Yes. The research we have in the lab is intrinsically very multidisciplinary. We can’t do it on our own, so we collaborate with different institutes. Both in France and in Singapore. We are going in different directions. For example, we develop new instrumentation and specifically new microscopy technics. For that we collaborate with the Institute of Neurosciences in Bordeaux. As well as with Cell-C here at NTU. We have of course many daily collaborations with the neighboring labs at the MechanoBiology Institute for sharing materials, sharing ideas. We also have some very interesting collaborations with the Genome Institute of Singapore (GIS, an A*STAR institution) to understand the role of mechanics on the genomic data and the genomic impact of mechanics on cells. We have other collaborations. For example, with the immunology department at MBI because in immunology there is a strong component of mechanical forces so we have a project with the immunology department at NUS. We also had – which is stopped – a collaboration with SUTD, the Singapore University for Technology and Design because on top of controlling the micro environment we wanted to develop tools which were commercializable. SUTD helped us to develop machines to produce the micro environment tools in large quantities.
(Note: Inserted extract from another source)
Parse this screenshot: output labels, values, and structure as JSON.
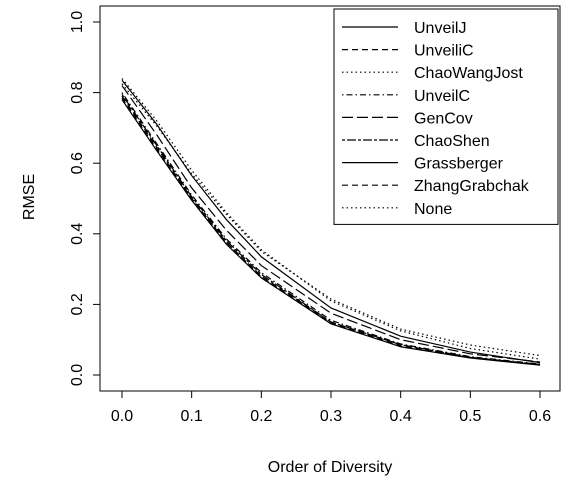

Very recently we started a collaboration with the department of design here at NUS. So that they will actually help us build an easy to manipulate microscope. Because our microscopy technic is a little bit difficult to handle. The idea is to collaborate with real designers so that they can help us build the instrument and build the software that drives it.

We also recently developed some approaches where we wanted to use organoids. Organoids are mini organs that you can grow in small test tubes. And for that we have again a collaboration with the GIS, to grow liver organoids. And we have a collaboration with the Center Turing for Living Matter, in Marseille, where they also develop new kinds of organoids.
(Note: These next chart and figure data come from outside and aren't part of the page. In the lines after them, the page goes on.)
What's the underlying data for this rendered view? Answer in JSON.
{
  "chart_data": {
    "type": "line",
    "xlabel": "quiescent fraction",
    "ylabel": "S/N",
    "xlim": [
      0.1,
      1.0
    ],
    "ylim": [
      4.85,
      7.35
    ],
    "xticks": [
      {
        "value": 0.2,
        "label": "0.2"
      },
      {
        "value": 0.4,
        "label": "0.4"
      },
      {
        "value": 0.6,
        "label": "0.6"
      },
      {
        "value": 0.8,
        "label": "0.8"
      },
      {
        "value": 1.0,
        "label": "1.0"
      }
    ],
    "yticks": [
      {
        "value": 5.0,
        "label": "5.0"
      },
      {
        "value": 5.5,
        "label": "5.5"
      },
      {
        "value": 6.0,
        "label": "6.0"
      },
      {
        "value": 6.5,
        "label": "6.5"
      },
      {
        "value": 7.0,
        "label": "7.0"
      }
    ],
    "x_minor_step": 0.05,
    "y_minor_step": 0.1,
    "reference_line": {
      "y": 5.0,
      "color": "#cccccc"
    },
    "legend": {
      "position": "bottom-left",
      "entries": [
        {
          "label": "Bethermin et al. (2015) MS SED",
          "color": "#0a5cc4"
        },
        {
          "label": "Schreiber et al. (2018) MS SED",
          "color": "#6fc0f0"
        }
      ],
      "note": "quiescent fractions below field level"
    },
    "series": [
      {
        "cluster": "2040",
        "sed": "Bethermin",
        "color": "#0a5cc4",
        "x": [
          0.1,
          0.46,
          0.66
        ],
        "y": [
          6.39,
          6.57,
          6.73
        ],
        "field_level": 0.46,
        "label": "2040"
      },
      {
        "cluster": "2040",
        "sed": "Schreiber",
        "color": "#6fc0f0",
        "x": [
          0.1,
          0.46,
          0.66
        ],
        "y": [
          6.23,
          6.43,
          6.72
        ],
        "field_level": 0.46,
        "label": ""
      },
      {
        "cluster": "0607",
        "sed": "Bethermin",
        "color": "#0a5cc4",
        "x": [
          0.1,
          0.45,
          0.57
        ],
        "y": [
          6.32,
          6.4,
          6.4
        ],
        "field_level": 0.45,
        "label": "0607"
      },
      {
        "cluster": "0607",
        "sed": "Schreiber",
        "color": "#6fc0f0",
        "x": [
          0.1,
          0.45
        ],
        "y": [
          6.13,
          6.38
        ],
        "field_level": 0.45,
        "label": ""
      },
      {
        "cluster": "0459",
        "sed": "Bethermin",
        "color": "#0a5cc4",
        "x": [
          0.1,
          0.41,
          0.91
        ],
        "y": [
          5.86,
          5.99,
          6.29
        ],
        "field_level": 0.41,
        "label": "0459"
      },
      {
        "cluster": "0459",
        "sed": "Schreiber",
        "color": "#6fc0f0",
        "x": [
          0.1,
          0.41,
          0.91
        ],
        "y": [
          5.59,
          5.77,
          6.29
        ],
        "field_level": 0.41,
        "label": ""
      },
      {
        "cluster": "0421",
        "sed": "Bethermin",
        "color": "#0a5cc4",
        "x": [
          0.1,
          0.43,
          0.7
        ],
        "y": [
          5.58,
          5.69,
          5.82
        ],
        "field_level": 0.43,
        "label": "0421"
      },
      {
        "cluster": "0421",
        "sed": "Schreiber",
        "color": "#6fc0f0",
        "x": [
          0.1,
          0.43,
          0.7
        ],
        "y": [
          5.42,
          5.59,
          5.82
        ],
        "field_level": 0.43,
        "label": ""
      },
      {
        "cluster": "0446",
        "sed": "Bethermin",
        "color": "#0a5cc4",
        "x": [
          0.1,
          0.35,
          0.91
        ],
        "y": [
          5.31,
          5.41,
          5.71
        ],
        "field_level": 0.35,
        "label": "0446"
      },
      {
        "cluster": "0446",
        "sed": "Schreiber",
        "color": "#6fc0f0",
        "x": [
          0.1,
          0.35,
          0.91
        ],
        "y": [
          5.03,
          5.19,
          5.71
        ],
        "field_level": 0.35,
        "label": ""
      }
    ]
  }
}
So, in biology, technology and in microscopy we have collaborations, both in France and in Singapore.

How does the Covid-19 pandemic affect your work?
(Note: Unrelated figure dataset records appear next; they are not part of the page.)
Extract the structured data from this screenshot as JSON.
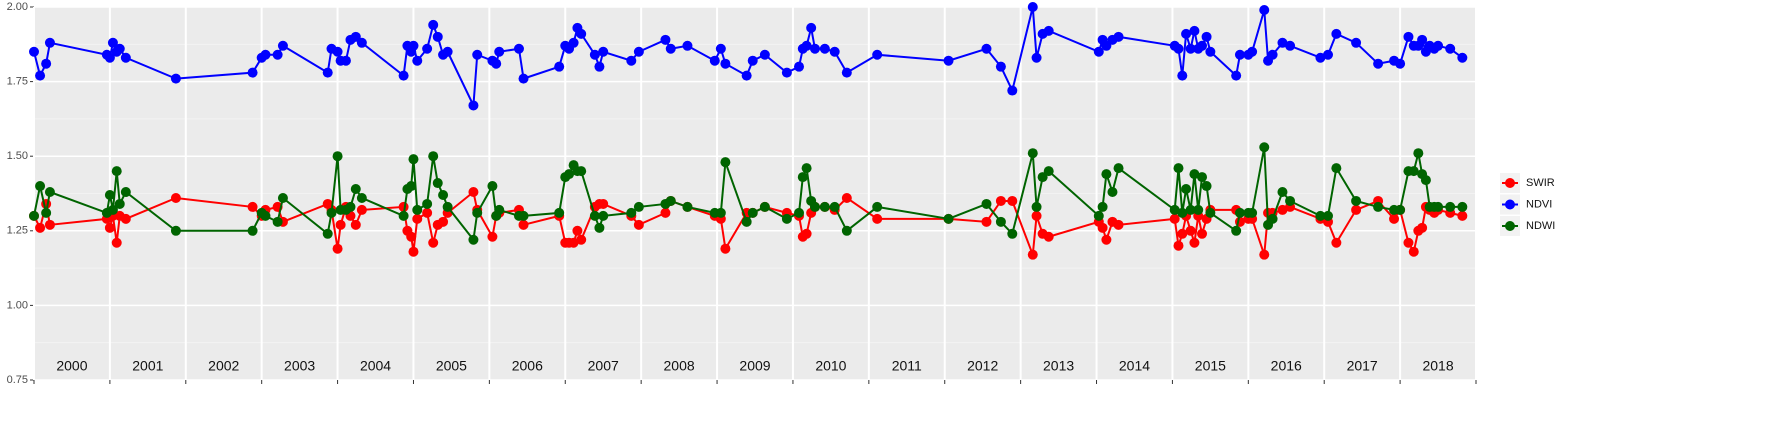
{
  "chart_data": {
    "type": "line",
    "categories": [
      "2000",
      "2001",
      "2002",
      "2003",
      "2004",
      "2005",
      "2006",
      "2007",
      "2008",
      "2009",
      "2010",
      "2011",
      "2012",
      "2013",
      "2014",
      "2015",
      "2016",
      "2017",
      "2018"
    ],
    "xlim": [
      2000,
      2019
    ],
    "xticks": [
      2000,
      2001,
      2002,
      2003,
      2004,
      2005,
      2006,
      2007,
      2008,
      2009,
      2010,
      2011,
      2012,
      2013,
      2014,
      2015,
      2016,
      2017,
      2018,
      2019
    ],
    "ylim": [
      0.75,
      2.0
    ],
    "yticks": [
      0.75,
      {
        "value": 1.0,
        "label": "1.00"
      },
      1.25,
      {
        "value": 1.5,
        "label": "1.50"
      },
      1.75,
      {
        "value": 2.0,
        "label": "2.00"
      }
    ],
    "grid": true,
    "legend": "right",
    "x": [
      2000.0,
      2000.08,
      2000.16,
      2000.21,
      2000.96,
      2001.0,
      2001.04,
      2001.09,
      2001.13,
      2001.21,
      2001.87,
      2002.88,
      2003.0,
      2003.05,
      2003.21,
      2003.28,
      2003.87,
      2003.92,
      2004.0,
      2004.04,
      2004.11,
      2004.17,
      2004.24,
      2004.32,
      2004.87,
      2004.92,
      2004.97,
      2005.0,
      2005.05,
      2005.18,
      2005.26,
      2005.32,
      2005.39,
      2005.45,
      2005.79,
      2005.84,
      2006.04,
      2006.09,
      2006.13,
      2006.39,
      2006.45,
      2006.92,
      2007.0,
      2007.05,
      2007.11,
      2007.16,
      2007.21,
      2007.39,
      2007.45,
      2007.5,
      2007.87,
      2007.97,
      2008.32,
      2008.39,
      2008.61,
      2008.97,
      2009.05,
      2009.11,
      2009.39,
      2009.47,
      2009.63,
      2009.92,
      2010.08,
      2010.13,
      2010.18,
      2010.24,
      2010.29,
      2010.42,
      2010.55,
      2010.71,
      2011.11,
      2012.05,
      2012.55,
      2012.74,
      2012.89,
      2013.16,
      2013.21,
      2013.29,
      2013.37,
      2014.03,
      2014.08,
      2014.13,
      2014.21,
      2014.29,
      2015.03,
      2015.08,
      2015.13,
      2015.18,
      2015.24,
      2015.29,
      2015.34,
      2015.39,
      2015.45,
      2015.5,
      2015.84,
      2015.89,
      2016.0,
      2016.05,
      2016.21,
      2016.26,
      2016.32,
      2016.45,
      2016.55,
      2016.95,
      2017.05,
      2017.16,
      2017.42,
      2017.71,
      2017.92,
      2018.0,
      2018.11,
      2018.18,
      2018.24,
      2018.29,
      2018.34,
      2018.39,
      2018.45,
      2018.5,
      2018.66,
      2018.82
    ],
    "series": [
      {
        "name": "SWIR",
        "color": "#ff0000",
        "values": [
          1.3,
          1.26,
          1.34,
          1.27,
          1.29,
          1.26,
          1.3,
          1.21,
          1.3,
          1.29,
          1.36,
          1.33,
          1.3,
          1.32,
          1.33,
          1.28,
          1.34,
          1.32,
          1.19,
          1.27,
          1.33,
          1.3,
          1.27,
          1.32,
          1.33,
          1.25,
          1.23,
          1.18,
          1.29,
          1.31,
          1.21,
          1.27,
          1.28,
          1.31,
          1.38,
          1.32,
          1.23,
          1.3,
          1.31,
          1.32,
          1.27,
          1.3,
          1.21,
          1.21,
          1.21,
          1.25,
          1.22,
          1.33,
          1.34,
          1.34,
          1.3,
          1.27,
          1.31,
          1.35,
          1.33,
          1.3,
          1.29,
          1.19,
          1.31,
          1.31,
          1.33,
          1.31,
          1.3,
          1.23,
          1.24,
          1.31,
          1.33,
          1.33,
          1.32,
          1.36,
          1.29,
          1.29,
          1.28,
          1.35,
          1.35,
          1.17,
          1.3,
          1.24,
          1.23,
          1.28,
          1.26,
          1.22,
          1.28,
          1.27,
          1.29,
          1.2,
          1.24,
          1.3,
          1.25,
          1.21,
          1.3,
          1.24,
          1.29,
          1.32,
          1.32,
          1.28,
          1.29,
          1.29,
          1.17,
          1.31,
          1.31,
          1.32,
          1.33,
          1.29,
          1.28,
          1.21,
          1.32,
          1.35,
          1.29,
          1.32,
          1.21,
          1.18,
          1.25,
          1.26,
          1.33,
          1.32,
          1.31,
          1.32,
          1.31,
          1.3
        ]
      },
      {
        "name": "NDVI",
        "color": "#0000ff",
        "values": [
          1.85,
          1.77,
          1.81,
          1.88,
          1.84,
          1.83,
          1.88,
          1.85,
          1.86,
          1.83,
          1.76,
          1.78,
          1.83,
          1.84,
          1.84,
          1.87,
          1.78,
          1.86,
          1.85,
          1.82,
          1.82,
          1.89,
          1.9,
          1.88,
          1.77,
          1.87,
          1.85,
          1.87,
          1.82,
          1.86,
          1.94,
          1.9,
          1.84,
          1.85,
          1.67,
          1.84,
          1.82,
          1.81,
          1.85,
          1.86,
          1.76,
          1.8,
          1.87,
          1.86,
          1.88,
          1.93,
          1.91,
          1.84,
          1.8,
          1.85,
          1.82,
          1.85,
          1.89,
          1.86,
          1.87,
          1.82,
          1.86,
          1.81,
          1.77,
          1.82,
          1.84,
          1.78,
          1.8,
          1.86,
          1.87,
          1.93,
          1.86,
          1.86,
          1.85,
          1.78,
          1.84,
          1.82,
          1.86,
          1.8,
          1.72,
          2.0,
          1.83,
          1.91,
          1.92,
          1.85,
          1.89,
          1.87,
          1.89,
          1.9,
          1.87,
          1.86,
          1.77,
          1.91,
          1.86,
          1.92,
          1.86,
          1.87,
          1.9,
          1.85,
          1.77,
          1.84,
          1.84,
          1.85,
          1.99,
          1.82,
          1.84,
          1.88,
          1.87,
          1.83,
          1.84,
          1.91,
          1.88,
          1.81,
          1.82,
          1.81,
          1.9,
          1.87,
          1.87,
          1.89,
          1.85,
          1.87,
          1.86,
          1.87,
          1.86,
          1.83
        ]
      },
      {
        "name": "NDWI",
        "color": "#006400",
        "values": [
          1.3,
          1.4,
          1.31,
          1.38,
          1.31,
          1.37,
          1.32,
          1.45,
          1.34,
          1.38,
          1.25,
          1.25,
          1.31,
          1.3,
          1.28,
          1.36,
          1.24,
          1.31,
          1.5,
          1.32,
          1.32,
          1.33,
          1.39,
          1.36,
          1.3,
          1.39,
          1.4,
          1.49,
          1.32,
          1.34,
          1.5,
          1.41,
          1.37,
          1.33,
          1.22,
          1.31,
          1.4,
          1.3,
          1.32,
          1.3,
          1.3,
          1.31,
          1.43,
          1.44,
          1.47,
          1.45,
          1.45,
          1.3,
          1.26,
          1.3,
          1.31,
          1.33,
          1.34,
          1.35,
          1.33,
          1.31,
          1.31,
          1.48,
          1.28,
          1.31,
          1.33,
          1.29,
          1.31,
          1.43,
          1.46,
          1.35,
          1.33,
          1.33,
          1.33,
          1.25,
          1.33,
          1.29,
          1.34,
          1.28,
          1.24,
          1.51,
          1.33,
          1.43,
          1.45,
          1.3,
          1.33,
          1.44,
          1.38,
          1.46,
          1.32,
          1.46,
          1.31,
          1.39,
          1.32,
          1.44,
          1.32,
          1.43,
          1.4,
          1.31,
          1.25,
          1.31,
          1.31,
          1.31,
          1.53,
          1.27,
          1.29,
          1.38,
          1.35,
          1.3,
          1.3,
          1.46,
          1.35,
          1.33,
          1.32,
          1.32,
          1.45,
          1.45,
          1.51,
          1.44,
          1.42,
          1.33,
          1.33,
          1.33,
          1.33,
          1.33
        ]
      }
    ]
  }
}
Surprisingly, I thought the lockdown period that we had would be very difficult and it happened to be very productive. We had the occasion for two months to actually not collect the data, but analyze them in much more depth than we would have had the opportunity otherwise. We also developed new software, wrote new articles and so on. So that two-month period for everyone in the group wasn’t that bad. I’d say that it’s the start again after the phase 2 of Covid-19 was a bit more problematic, because everything that was working in the lab before was not working anymore because of that lag of time. The other issue we’re facing for the moment is more for dynamic and morale. In a sense, whatever projects were already ongoing and ongoing fast and at steady pace, just happened to be resurrected easily. Those which were more starting or those who were more in a perspective, are much more difficult to actually initiate in time, due to restrictions in getting people in and in actually work in the lab. Although this is now finished because we have the right to work anytime we want. Lastly, I think it’s more of the very strong dynamics that was here before that has to be restarted because the energy is slowly ramping up, but certainly not yet at the high peak it was before.